Comments on “How should prior information enter in statistical inference”
Graduate School of Social Sciences and Humanities
I think Gelman commits two different types of fallacies. The first one is a category mistake; I don’t understand how he can say something like “prior information is stronger than the data.” How can these be compared? They are different types of entities; to me it sounds like comparing a hammer with the framing of a house…
It seems to me that the second fallacy is a simple fallacy of false dichotomy. The thinking seems to be like this: either you use background information in the form of a “prior” (informative or not) or you don’t (or can’t) use background information at all. I think it is a serious mistake to assume that these two options exhaust the possibilities in using background information in experimental research.
I’m currently working on the influence of traditional cognitive psychology on fMRI research. In this field, background knowledge (theoretical as well as experimental) coming from cognitive psychology is relied on to a great extent. In fMRI, most research questions studied are chosen on the basis of theoretical knowledge which has been provided by cognitive psychology.

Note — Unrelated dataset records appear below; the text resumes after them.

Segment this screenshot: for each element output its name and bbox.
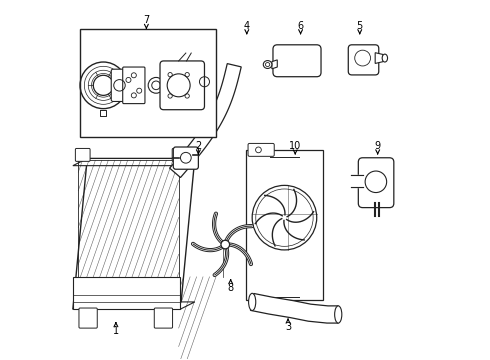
Bar (80, 30, 216, 137)
Polygon shape (250, 293, 338, 323)
Text: 10: 10 (289, 141, 301, 154)
FancyBboxPatch shape (273, 45, 321, 77)
Polygon shape (73, 302, 195, 309)
Polygon shape (272, 60, 277, 69)
Polygon shape (375, 53, 383, 63)
Ellipse shape (382, 54, 388, 62)
FancyBboxPatch shape (248, 143, 274, 156)
FancyBboxPatch shape (154, 308, 172, 328)
FancyBboxPatch shape (173, 147, 198, 169)
Polygon shape (170, 64, 241, 177)
Bar (78, 160, 179, 277)
Text: 5: 5 (357, 21, 363, 34)
Text: 8: 8 (227, 279, 234, 293)
Text: 4: 4 (244, 21, 250, 34)
Circle shape (221, 240, 230, 249)
FancyBboxPatch shape (79, 308, 97, 328)
Text: 1: 1 (113, 323, 119, 336)
FancyBboxPatch shape (160, 61, 204, 110)
FancyBboxPatch shape (348, 45, 379, 75)
Bar (246, 149, 323, 300)
Ellipse shape (335, 306, 342, 323)
Text: 9: 9 (375, 141, 381, 154)
Ellipse shape (263, 60, 272, 68)
FancyBboxPatch shape (111, 69, 128, 102)
FancyBboxPatch shape (75, 148, 90, 161)
Polygon shape (73, 158, 195, 309)
Text: 2: 2 (195, 141, 201, 154)
Polygon shape (73, 158, 195, 166)
Text: 6: 6 (297, 21, 304, 34)
FancyBboxPatch shape (358, 158, 394, 208)
Text: 3: 3 (285, 319, 291, 332)
Ellipse shape (248, 293, 256, 311)
FancyBboxPatch shape (122, 67, 145, 104)
Text: 7: 7 (143, 15, 149, 28)
Ellipse shape (266, 63, 270, 67)
FancyBboxPatch shape (172, 148, 187, 161)
Bar (73, 277, 180, 309)
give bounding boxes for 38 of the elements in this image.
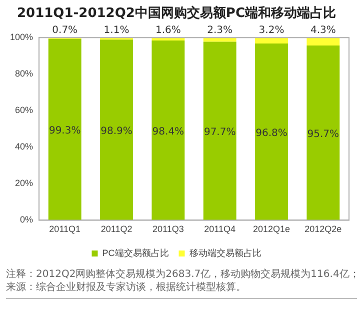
bar [306, 38, 340, 46]
bar [203, 42, 236, 220]
x-tick-label: 2012Q1e [252, 224, 290, 234]
x-tick-label: 2011Q3 [152, 224, 184, 234]
y-tick-label: 60% [15, 105, 34, 116]
chart-title: 2011Q1-2012Q2中国网购交易额PC端和移动端占比 [16, 5, 336, 22]
y-tick-label: 100% [10, 32, 34, 42]
data-label: 0.7% [52, 25, 78, 36]
y-tick-label: 40% [15, 142, 34, 152]
x-tick-label: 2012Q2e [304, 224, 342, 234]
bar [203, 38, 236, 42]
data-label: 1.1% [104, 25, 130, 36]
bar [255, 38, 288, 44]
bar [306, 45, 340, 220]
data-label: 2.3% [207, 25, 233, 36]
y-tick-label: 20% [15, 178, 34, 188]
x-tick-label: 2011Q2 [100, 224, 132, 234]
y-tick-label: 80% [15, 68, 34, 79]
x-tick-label: 2011Q1 [49, 224, 81, 234]
y-tick-label: 0% [20, 214, 34, 225]
bar [255, 43, 288, 220]
data-label: 97.7% [204, 127, 236, 138]
legend-label: PC端交易额占比 [102, 248, 169, 258]
x-tick-label: 2011Q4 [204, 224, 236, 234]
text: 注释：2012Q2网购整体交易规模为2683.7亿，移动购物交易规模为116.4亿； [6, 268, 360, 281]
bar [152, 40, 185, 220]
legend-label: 移动端交易额占比 [189, 248, 262, 258]
data-label: 99.3% [48, 126, 81, 137]
source-note: 来源：综合企业财报及专家访谈，根据统计模型核算。 [6, 281, 247, 294]
data-label: 4.3% [310, 25, 336, 36]
data-label: 3.2% [258, 25, 284, 36]
data-label: 98.4% [152, 126, 184, 138]
bar [48, 38, 82, 220]
data-label: 98.9% [100, 126, 132, 137]
data-label: 95.7% [307, 128, 340, 140]
bar [100, 40, 133, 220]
data-label: 96.8% [256, 128, 288, 139]
data-label: 1.6% [155, 25, 181, 36]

To give an example, when cognitive neuroscientists want to study different memory systems (or types) they mostly start from cognitive psychological theories of memory and rely on the distinctions these theories provide. For example, they investigate to see whether there are any neural differences between declarative versus procedural memory. Also, in order to investigate this question, they design their experiments on the basis of prior experimental knowledge, which, again, has accumulated in behavioral experiments done by cognitive psychologists. All these background theories and experimental knowledge help cognitive neuroscientists choose what to study and define their research programs. Perhaps more importantly, the background knowledge from cognitive psychology enables researchers to identify the ways in which they can study these topics by designing the correct type of cognitive stimuli and tasks as well as helping them identify and remedy possible flaws in their experimental designs. The repository of previous research on declarative and procedural memory is rich in well-proven means, in terms of tasks and stimuli, to study these cognitive phenomena of interest while minimizing or ruling out any experimental flaws and errors.

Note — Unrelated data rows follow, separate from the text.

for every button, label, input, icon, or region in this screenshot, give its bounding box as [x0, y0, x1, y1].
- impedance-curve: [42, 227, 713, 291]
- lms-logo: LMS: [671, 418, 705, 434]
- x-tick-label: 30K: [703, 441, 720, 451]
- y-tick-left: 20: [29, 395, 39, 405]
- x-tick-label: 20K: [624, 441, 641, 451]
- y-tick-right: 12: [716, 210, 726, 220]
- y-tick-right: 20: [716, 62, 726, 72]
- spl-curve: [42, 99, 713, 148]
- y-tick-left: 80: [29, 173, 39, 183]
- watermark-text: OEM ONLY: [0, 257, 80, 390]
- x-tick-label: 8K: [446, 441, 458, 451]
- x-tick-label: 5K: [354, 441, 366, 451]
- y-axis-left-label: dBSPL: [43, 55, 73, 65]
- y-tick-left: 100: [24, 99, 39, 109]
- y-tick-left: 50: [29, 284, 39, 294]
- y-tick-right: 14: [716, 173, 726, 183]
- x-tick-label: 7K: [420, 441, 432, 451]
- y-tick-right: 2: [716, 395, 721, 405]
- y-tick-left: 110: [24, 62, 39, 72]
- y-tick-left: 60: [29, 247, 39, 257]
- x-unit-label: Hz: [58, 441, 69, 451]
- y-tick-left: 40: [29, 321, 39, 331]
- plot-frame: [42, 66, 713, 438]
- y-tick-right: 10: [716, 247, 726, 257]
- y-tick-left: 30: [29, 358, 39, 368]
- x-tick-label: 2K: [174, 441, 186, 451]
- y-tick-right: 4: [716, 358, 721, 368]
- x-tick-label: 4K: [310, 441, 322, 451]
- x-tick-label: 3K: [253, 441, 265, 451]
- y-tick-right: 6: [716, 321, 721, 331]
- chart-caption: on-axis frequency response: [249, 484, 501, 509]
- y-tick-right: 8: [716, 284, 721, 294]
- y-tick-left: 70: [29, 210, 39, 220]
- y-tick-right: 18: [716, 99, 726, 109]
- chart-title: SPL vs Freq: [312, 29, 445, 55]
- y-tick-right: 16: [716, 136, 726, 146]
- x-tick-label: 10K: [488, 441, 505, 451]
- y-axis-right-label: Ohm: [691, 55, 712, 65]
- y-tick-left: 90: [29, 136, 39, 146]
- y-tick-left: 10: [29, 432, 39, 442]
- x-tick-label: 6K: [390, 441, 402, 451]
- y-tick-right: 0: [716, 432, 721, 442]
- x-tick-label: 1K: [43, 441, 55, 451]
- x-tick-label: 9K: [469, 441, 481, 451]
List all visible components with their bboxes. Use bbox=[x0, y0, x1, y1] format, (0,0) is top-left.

The crucial thing to note here is this: nowhere in these stages of cognitive neuroscientific research does anybody speak, or has a need, of “priors.” Even though there is no talk of a “prior”, the way in which fMRI studies build on background knowledge from cognitive psychology provides a fine example of how background knowledge can and should be used in experimental research. Without the background knowledge coming from behavioral cognitive psychology it would take decades longer to even start designing experiments in cognitive neuroscience. In a sense, each single fMRI study can be thought of as a hammer while the cognitive psychological background knowledge provides the framing for the house of cognitive neuroscience. This relates to the false dichotomy: who can say that fMRI researchers do not use prior knowledge because they don’t use it in the form of prior probabilities? The background theories of cognitive psychology are heavily relied on in cognitive neuroscience but not in the form of priors. In addition, it would be a category mistake to compare the results of one fMRI experiment with the whole of background knowledge coming from traditional cognitive psychology and to say one is “stronger” than the other…
Thank you Christian and Emrah, I will post my reactions to the U-Phils next time.
You can judge the relative importance of prior info and data by seeing how much they effect final conclusions. Both Bayesians and Frequentists do this.
It’s fair to say that every applier of statistics always utilizes background information other than a prior (if a prior is even used at all). No serious statistician, least of all Gelman, has ever denied this.